Anything with fluoride! As long as you find toothpaste you like and brush properly, any fluoridated toothpaste is acceptable. Be careful about those with baking soda and some whitening toothpastes, because they can be abrasive and wear away your teeth and gums if one brushes too hard.

Periodontal Pocket

What is a periodontal pocket?

This is the space between the gums and the tooth. When plaque and calculus form here, it creates an infection and inflammation that destroys the jaw bone in that area. These pockets are measured in the dental office in millimeters, and 2-3mm is typically a healthy measurement.

Scaling and Root Planing

What is Scaling and Root Planing?

This is a procedure performed by a dental hygienist or a dentist that removes calculus from below the gum level. Patients typically need this because they have not had regular cleanings or they have very deep periodontal pockets that need to be properly treated. The patient is usually numbed in order to keep them comfortable throughout the procedure.


What is tartar?

Tartar (or calculus) is plaque that has been on your teeth for some time and has hardened. This must be removed by a dental hygienist or a dentist. This can also become very detrimental to your gums.


What is plaque?

Plaque is the film left on your teeth that causes tooth decay. Plaque can be removed with proper brushing and flossing.

Professional Cleaning

How often should I have my teeth professionally cleaned?
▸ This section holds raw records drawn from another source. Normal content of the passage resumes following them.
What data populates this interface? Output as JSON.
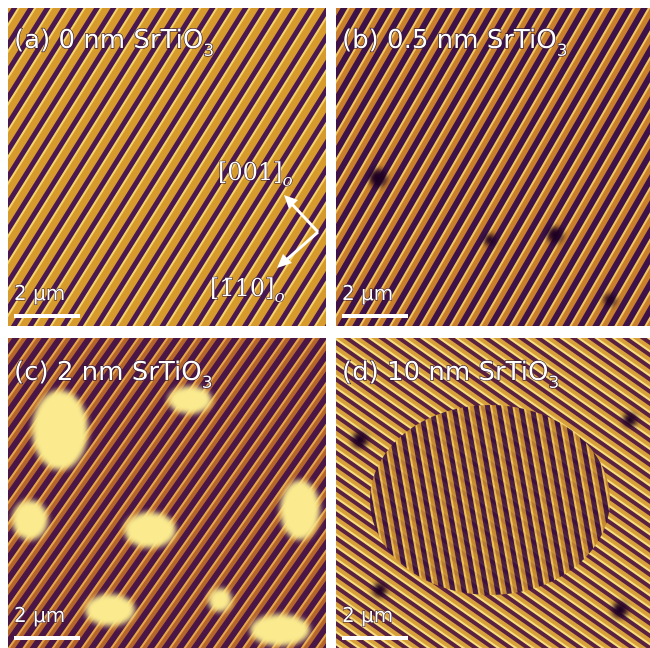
{
  "panels": [
    {
      "label": "(a) 0 nm SrTiO",
      "subscript": "3",
      "scale_bar": "2 μm"
    },
    {
      "label": "(b) 0.5 nm SrTiO",
      "subscript": "3",
      "scale_bar": "2 μm"
    },
    {
      "label": "(c) 2 nm SrTiO",
      "subscript": "3",
      "scale_bar": "2 μm"
    },
    {
      "label": "(d) 10 nm SrTiO",
      "subscript": "3",
      "scale_bar": "2 μm"
    }
  ],
  "directions": [
    {
      "label": "[001]",
      "subscript": "o"
    },
    {
      "label": "[1̄10]",
      "subscript": "o"
    }
  ]
}
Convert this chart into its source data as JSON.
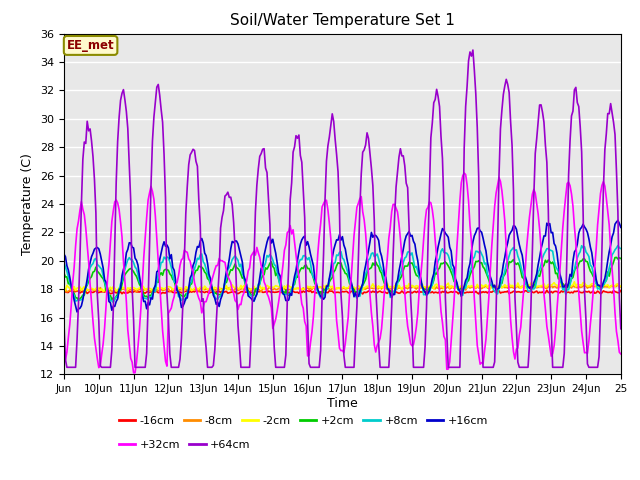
{
  "title": "Soil/Water Temperature Set 1",
  "xlabel": "Time",
  "ylabel": "Temperature (C)",
  "ylim": [
    12,
    36
  ],
  "yticks": [
    12,
    14,
    16,
    18,
    20,
    22,
    24,
    26,
    28,
    30,
    32,
    34,
    36
  ],
  "xlim": [
    0,
    16
  ],
  "xtick_labels": [
    "Jun",
    "10Jun",
    "11Jun",
    "12Jun",
    "13Jun",
    "14Jun",
    "15Jun",
    "16Jun",
    "17Jun",
    "18Jun",
    "19Jun",
    "20Jun",
    "21Jun",
    "22Jun",
    "23Jun",
    "24Jun",
    "25"
  ],
  "annotation_text": "EE_met",
  "annotation_color": "#8B0000",
  "annotation_bg": "#FFFACD",
  "annotation_border": "#8B8B00",
  "background_color": "#E8E8E8",
  "series": [
    {
      "label": "-16cm",
      "color": "#FF0000",
      "lw": 1.2
    },
    {
      "label": "-8cm",
      "color": "#FF8C00",
      "lw": 1.2
    },
    {
      "label": "-2cm",
      "color": "#FFFF00",
      "lw": 1.2
    },
    {
      "label": "+2cm",
      "color": "#00CC00",
      "lw": 1.2
    },
    {
      "label": "+8cm",
      "color": "#00CCCC",
      "lw": 1.2
    },
    {
      "label": "+16cm",
      "color": "#0000CC",
      "lw": 1.2
    },
    {
      "label": "+32cm",
      "color": "#FF00FF",
      "lw": 1.2
    },
    {
      "label": "+64cm",
      "color": "#9900CC",
      "lw": 1.2
    }
  ],
  "legend_ncol_row1": 6,
  "legend_ncol_row2": 2
}
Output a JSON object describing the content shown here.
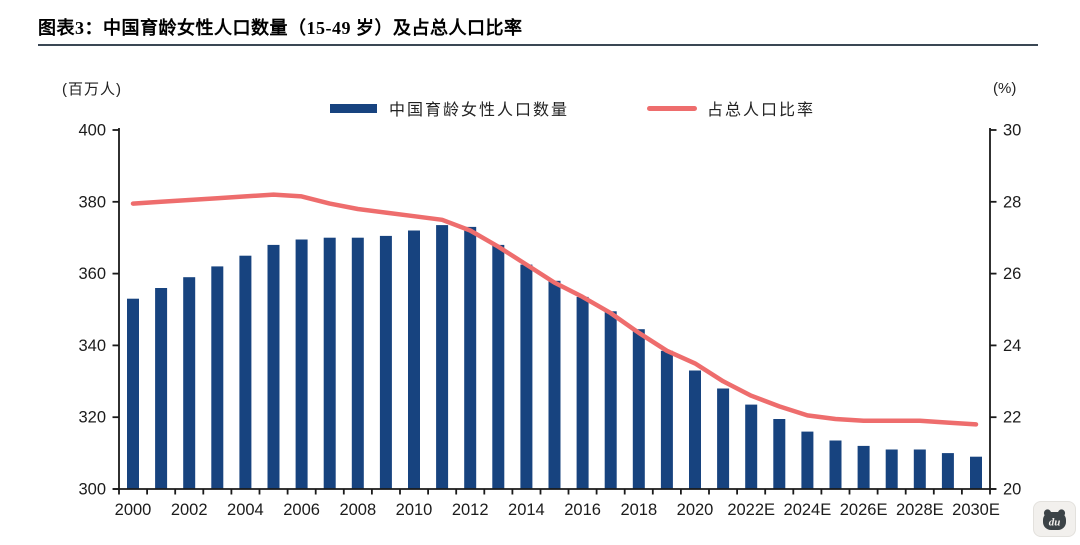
{
  "page": {
    "title_prefix": "图表3：",
    "title": "中国育龄女性人口数量（15-49 岁）及占总人口比率",
    "watermark": "du"
  },
  "chart_data": {
    "type": "bar",
    "title": "中国育龄女性人口数量（15-49 岁）及占总人口比率",
    "left_axis_unit": "(百万人)",
    "right_axis_unit": "(%)",
    "left_axis": {
      "min": 300,
      "max": 400,
      "ticks": [
        300,
        320,
        340,
        360,
        380,
        400
      ]
    },
    "right_axis": {
      "min": 20,
      "max": 30,
      "ticks": [
        20,
        22,
        24,
        26,
        28,
        30
      ]
    },
    "n_points": 31,
    "x_labels": [
      "2000",
      "2002",
      "2004",
      "2006",
      "2008",
      "2010",
      "2012",
      "2014",
      "2016",
      "2018",
      "2020",
      "2022E",
      "2024E",
      "2026E",
      "2028E",
      "2030E"
    ],
    "grid": false,
    "legend_position": "top",
    "series": [
      {
        "name": "中国育龄女性人口数量",
        "type": "bar",
        "axis": "left",
        "color": "#17437f",
        "values": [
          353,
          356,
          359,
          362,
          365,
          368,
          369.5,
          370,
          370,
          370.5,
          372,
          373.5,
          373,
          368,
          362.5,
          358,
          353.5,
          349.5,
          344.5,
          338.5,
          333,
          328,
          323.5,
          319.5,
          316,
          313.5,
          312,
          311,
          311,
          310,
          309
        ]
      },
      {
        "name": "占总人口比率",
        "type": "line",
        "axis": "right",
        "color": "#ee6d6d",
        "values": [
          27.95,
          28.0,
          28.05,
          28.1,
          28.15,
          28.2,
          28.15,
          27.95,
          27.8,
          27.7,
          27.6,
          27.5,
          27.2,
          26.75,
          26.25,
          25.75,
          25.35,
          24.9,
          24.35,
          23.85,
          23.5,
          23.0,
          22.6,
          22.3,
          22.05,
          21.95,
          21.9,
          21.9,
          21.9,
          21.85,
          21.8
        ]
      }
    ]
  }
}
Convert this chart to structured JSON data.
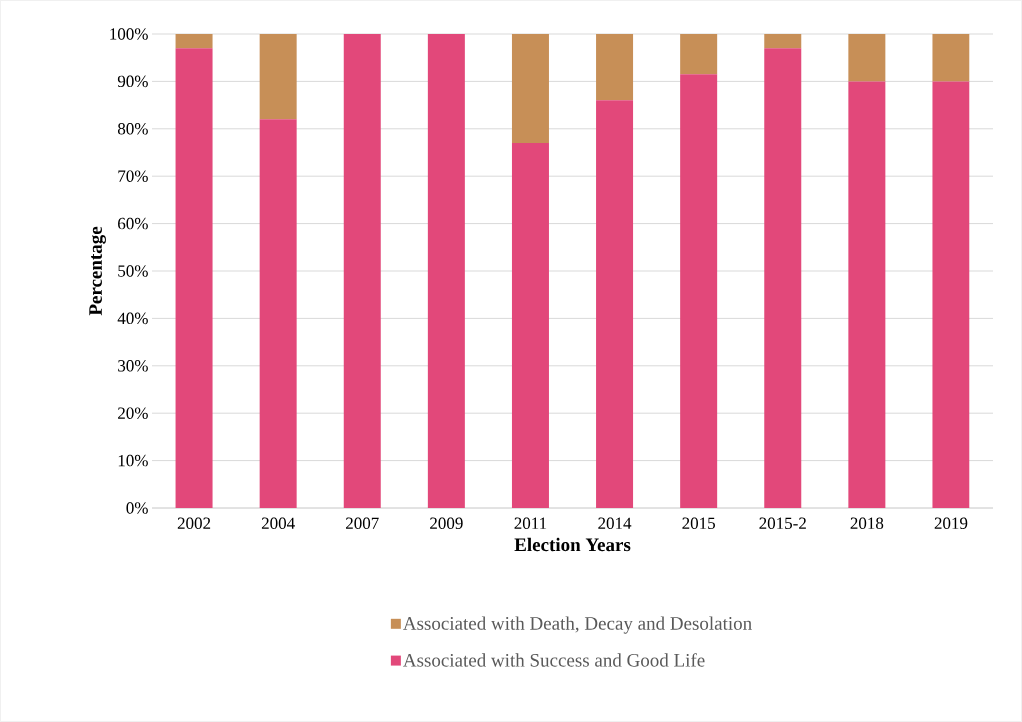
{
  "chart_data": {
    "type": "bar",
    "stacked": true,
    "xlabel": "Election Years",
    "ylabel": "Percentage",
    "categories": [
      "2002",
      "2004",
      "2007",
      "2009",
      "2011",
      "2014",
      "2015",
      "2015-2",
      "2018",
      "2019"
    ],
    "series": [
      {
        "name": "Associated with Success and Good Life",
        "color": "#e2487a",
        "values": [
          97,
          82,
          100,
          100,
          77,
          86,
          91.5,
          97,
          90,
          90
        ]
      },
      {
        "name": "Associated with Death, Decay and Desolation",
        "color": "#c78f57",
        "values": [
          3,
          18,
          0,
          0,
          23,
          14,
          8.5,
          3,
          10,
          10
        ]
      }
    ],
    "ylim": [
      0,
      100
    ],
    "yticks": [
      {
        "value": 0,
        "label": "0%"
      },
      {
        "value": 10,
        "label": "10%"
      },
      {
        "value": 20,
        "label": "20%"
      },
      {
        "value": 30,
        "label": "30%"
      },
      {
        "value": 40,
        "label": "40%"
      },
      {
        "value": 50,
        "label": "50%"
      },
      {
        "value": 60,
        "label": "60%"
      },
      {
        "value": 70,
        "label": "70%"
      },
      {
        "value": 80,
        "label": "80%"
      },
      {
        "value": 90,
        "label": "90%"
      },
      {
        "value": 100,
        "label": "100%"
      }
    ],
    "grid": "y",
    "legend": "bottom"
  }
}
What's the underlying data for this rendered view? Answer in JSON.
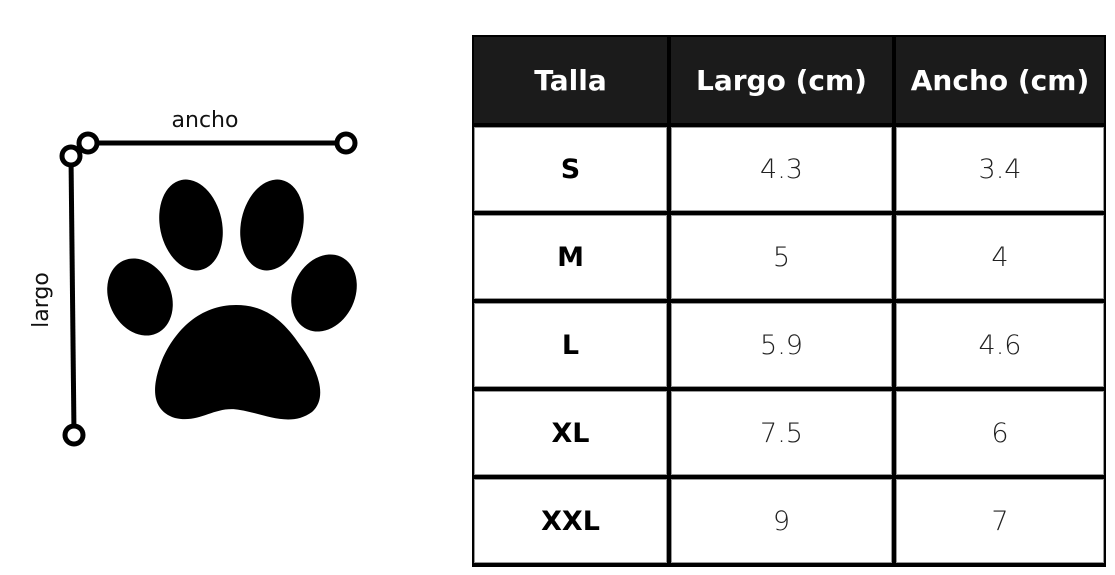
{
  "diagram": {
    "width_label": "ancho",
    "length_label": "largo",
    "icon": "paw-print-icon"
  },
  "table": {
    "headers": [
      "Talla",
      "Largo (cm)",
      "Ancho (cm)"
    ],
    "rows": [
      [
        "S",
        "4.3",
        "3.4"
      ],
      [
        "M",
        "5",
        "4"
      ],
      [
        "L",
        "5.9",
        "4.6"
      ],
      [
        "XL",
        "7.5",
        "6"
      ],
      [
        "XXL",
        "9",
        "7"
      ]
    ]
  },
  "colors": {
    "header_bg": "#1b1b1b",
    "header_text": "#ffffff",
    "border": "#000000"
  }
}
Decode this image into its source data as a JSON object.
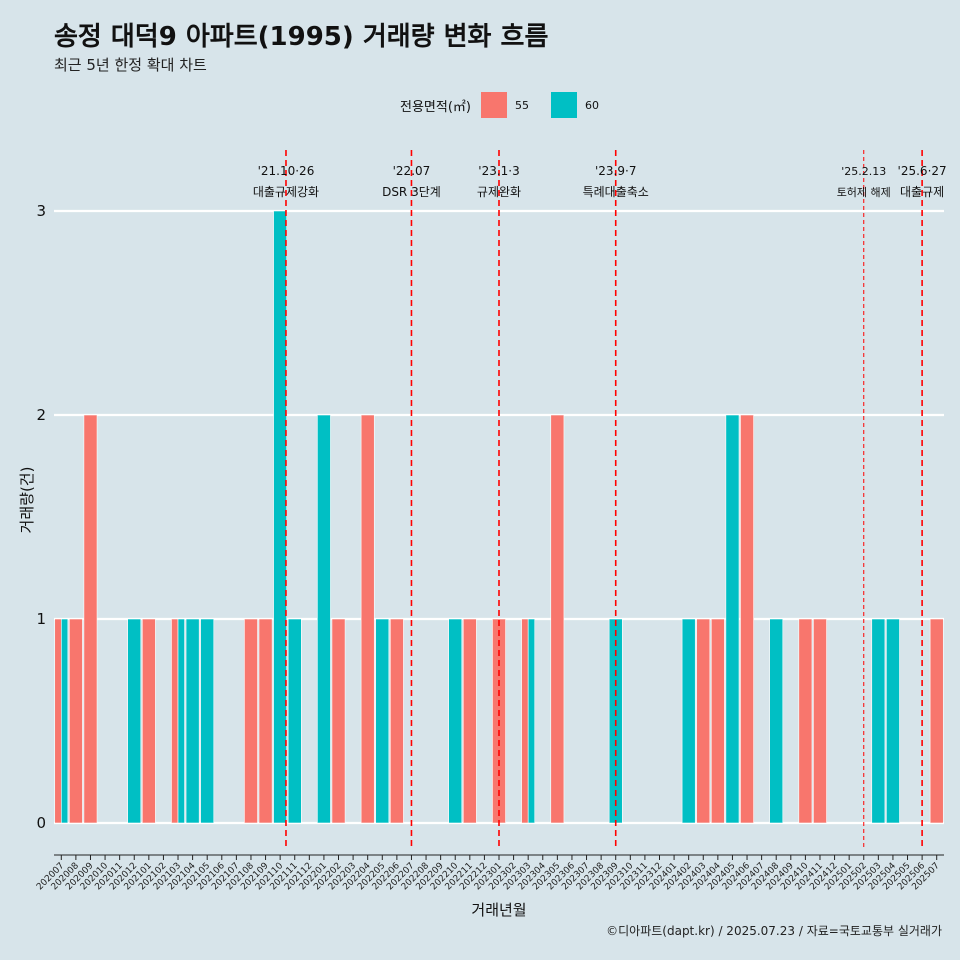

The most common recommendation is every six months. You may need to go more often if your dentist prescribes it. This may be due to your specific oral condition.

Bleeding Gums

Why are my gums bleeding?

Bleeding gums are most commonly an indication of irritation or infection. If you do not brush and floss properly, your gums will likely bleed. They will also bleed even with proper brushing and flossing if you have not had regular professional cleanings.